Opinion
93702.
Decided and Entered: June 17, 2004.
Appeals from six decisions of the Workers' Compensation Board, filed May 7, 2002, June 3, 2002, June 14, 2002, June 25, 2002, July 2, 2002 and July 15, 2002, which ruled, inter alia, that the employer was not entitled to full reimbursement for certain benefits paid.
Stroock Stroock Lavan L.L.P., New York City (Martin Minkowitz of counsel), for appellant.
Fine, Olin, Anderman P.C., New York City (David J. Wukitsch of McNameee, Lochner, Titus Williams P.C., Albany, of counsel), for Edward Brown Jr. and others, respondents.
Eliot Spitzer, Attorney General, New York City (Patrick J. Walsh of counsel), for Workers' Compensation Board, respondent.
Before: Spain, J.P., Carpinello, Mugglin and Rose, JJ.
MEMORANDUM AND ORDER
These six cases, while not among the 974 cases for which Staruch v. New York Tel. Co. ( 277 A.D.2d 830, lv dismissed, lv denied 96 N.Y.2d 852) was designated the lead case, present once again the issue of whether an employer's right to recover moneys paid pursuant to an employee benefit plan from a later workers' compensation schedule award is governed by Workers' Compensation Law § 25 (4)(a) or (c). We hold that the principles of collateral estoppel and stare decisis both apply to bar appellate review of this issue for the third time (see Staruch v. New York Tel. Co., 304 A.D.2d 867). Collateral estoppel applies where the identical issue was previously necessarily decided and the party against whom the doctrine will be applied had a full and fair opportunity to contest the issue (see Sterling Ins. Co. v. Chase, 287 A.D.2d 892, 893). Both requirements are satisfied in this case. The doctrine of stare decisis also operates to prevent reexamination of issues once resolved (see People v. Bing, 76 N.Y.2d 331, 338; Moore v. City of Albany, 98 N.Y. 396, 410). Hundreds of cases have been or are now being processed by the Workers' Compensation Board in conformity with this Court's two Staruch decisions, presenting a compelling reason not to reexamine and change the established rules.
We disagree with the employer's contention that the case of claimant Richard D'Arpe is factually distinguishable because the employer filed proof of the terms of the plan as required by Workers' Compensation Law § 25 (4)(c). Notably, the filing occurred September 4, 2001, after the award of compensation was made on August 30, 2001.

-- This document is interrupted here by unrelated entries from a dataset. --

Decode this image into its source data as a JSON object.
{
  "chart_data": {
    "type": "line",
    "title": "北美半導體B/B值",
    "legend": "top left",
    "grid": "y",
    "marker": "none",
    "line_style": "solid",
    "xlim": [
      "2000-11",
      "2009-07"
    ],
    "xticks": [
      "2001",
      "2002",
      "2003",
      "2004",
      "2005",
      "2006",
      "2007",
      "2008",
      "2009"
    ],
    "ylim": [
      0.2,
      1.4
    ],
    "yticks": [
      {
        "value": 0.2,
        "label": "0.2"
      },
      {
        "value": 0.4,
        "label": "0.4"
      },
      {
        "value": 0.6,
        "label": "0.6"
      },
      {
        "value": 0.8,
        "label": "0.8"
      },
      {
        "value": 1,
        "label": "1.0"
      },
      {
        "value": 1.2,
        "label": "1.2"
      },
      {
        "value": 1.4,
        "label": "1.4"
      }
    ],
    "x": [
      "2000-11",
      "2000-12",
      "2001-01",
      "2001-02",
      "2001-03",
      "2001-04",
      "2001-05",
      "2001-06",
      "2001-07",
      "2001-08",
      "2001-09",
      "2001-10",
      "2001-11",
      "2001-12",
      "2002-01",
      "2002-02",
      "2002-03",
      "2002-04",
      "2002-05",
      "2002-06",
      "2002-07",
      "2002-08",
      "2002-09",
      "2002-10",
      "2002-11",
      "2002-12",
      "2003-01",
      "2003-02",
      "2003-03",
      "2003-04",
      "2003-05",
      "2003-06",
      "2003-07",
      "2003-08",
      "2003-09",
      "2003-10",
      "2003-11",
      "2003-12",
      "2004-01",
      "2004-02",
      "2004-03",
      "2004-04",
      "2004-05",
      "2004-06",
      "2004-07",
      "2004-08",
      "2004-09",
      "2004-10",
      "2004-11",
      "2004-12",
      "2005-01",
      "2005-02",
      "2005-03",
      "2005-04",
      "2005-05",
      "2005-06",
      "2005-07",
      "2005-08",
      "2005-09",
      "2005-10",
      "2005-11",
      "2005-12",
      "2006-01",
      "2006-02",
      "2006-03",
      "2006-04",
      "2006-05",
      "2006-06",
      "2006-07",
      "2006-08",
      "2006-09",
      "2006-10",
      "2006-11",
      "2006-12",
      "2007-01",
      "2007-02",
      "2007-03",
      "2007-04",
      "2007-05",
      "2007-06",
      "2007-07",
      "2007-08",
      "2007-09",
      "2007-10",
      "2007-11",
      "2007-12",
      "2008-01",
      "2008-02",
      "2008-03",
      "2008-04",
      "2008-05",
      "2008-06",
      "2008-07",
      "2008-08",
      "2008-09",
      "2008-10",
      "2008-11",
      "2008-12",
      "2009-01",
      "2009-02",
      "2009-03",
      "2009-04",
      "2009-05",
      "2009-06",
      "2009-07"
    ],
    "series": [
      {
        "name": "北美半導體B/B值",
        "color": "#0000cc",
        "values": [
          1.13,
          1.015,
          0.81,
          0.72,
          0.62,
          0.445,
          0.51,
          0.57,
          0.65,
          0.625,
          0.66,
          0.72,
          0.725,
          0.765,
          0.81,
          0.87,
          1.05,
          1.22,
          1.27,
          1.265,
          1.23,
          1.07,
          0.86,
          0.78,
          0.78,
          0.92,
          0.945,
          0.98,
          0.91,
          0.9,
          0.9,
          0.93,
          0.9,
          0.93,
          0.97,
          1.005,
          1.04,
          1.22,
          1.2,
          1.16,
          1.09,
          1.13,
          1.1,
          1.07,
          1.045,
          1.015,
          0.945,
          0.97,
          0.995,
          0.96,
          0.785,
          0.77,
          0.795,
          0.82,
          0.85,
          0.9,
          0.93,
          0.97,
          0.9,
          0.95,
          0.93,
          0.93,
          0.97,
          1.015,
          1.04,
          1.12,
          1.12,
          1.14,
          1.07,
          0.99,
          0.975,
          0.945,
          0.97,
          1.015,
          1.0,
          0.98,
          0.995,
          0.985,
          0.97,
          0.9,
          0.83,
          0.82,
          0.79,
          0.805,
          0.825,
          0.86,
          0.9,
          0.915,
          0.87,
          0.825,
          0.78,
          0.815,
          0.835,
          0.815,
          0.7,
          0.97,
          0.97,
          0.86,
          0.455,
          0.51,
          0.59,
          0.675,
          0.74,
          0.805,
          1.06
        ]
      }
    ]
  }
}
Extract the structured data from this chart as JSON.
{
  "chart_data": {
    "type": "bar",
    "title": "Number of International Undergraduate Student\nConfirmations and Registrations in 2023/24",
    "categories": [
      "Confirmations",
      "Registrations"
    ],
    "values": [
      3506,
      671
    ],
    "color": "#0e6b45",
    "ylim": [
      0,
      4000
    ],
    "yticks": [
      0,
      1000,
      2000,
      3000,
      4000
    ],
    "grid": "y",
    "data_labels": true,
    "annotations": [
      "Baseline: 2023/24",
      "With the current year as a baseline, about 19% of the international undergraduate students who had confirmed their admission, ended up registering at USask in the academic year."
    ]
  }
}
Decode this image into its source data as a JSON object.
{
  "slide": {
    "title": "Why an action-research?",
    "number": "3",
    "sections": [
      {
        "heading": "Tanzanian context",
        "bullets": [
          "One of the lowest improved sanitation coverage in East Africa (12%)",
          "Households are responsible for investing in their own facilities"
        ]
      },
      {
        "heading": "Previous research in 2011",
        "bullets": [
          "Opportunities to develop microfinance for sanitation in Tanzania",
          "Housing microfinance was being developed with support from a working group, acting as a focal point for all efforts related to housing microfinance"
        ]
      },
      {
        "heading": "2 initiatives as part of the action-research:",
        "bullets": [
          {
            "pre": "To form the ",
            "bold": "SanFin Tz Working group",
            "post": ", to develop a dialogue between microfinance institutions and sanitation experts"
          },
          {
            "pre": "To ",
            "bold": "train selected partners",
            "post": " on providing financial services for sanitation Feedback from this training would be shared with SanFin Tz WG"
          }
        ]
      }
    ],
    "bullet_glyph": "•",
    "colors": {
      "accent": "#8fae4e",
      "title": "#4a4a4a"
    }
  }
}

Lastly, for the same reasons expressed in our second Staruch decision (Staruch v. New York Tel. Co., 304 A.D.2d 867, 869, supra), we decline to address whether the Employee Retirement Income Security Act ( 29 U.S.C. § 1001 et seq.) preempts Workers' Compensation Law § 25 (4)(c) and defer that issue to a case where it is squarely presented.
Spain, J.P., Carpinello and Rose, JJ., concur.
ORDERED that the decisions are affirmed, without costs.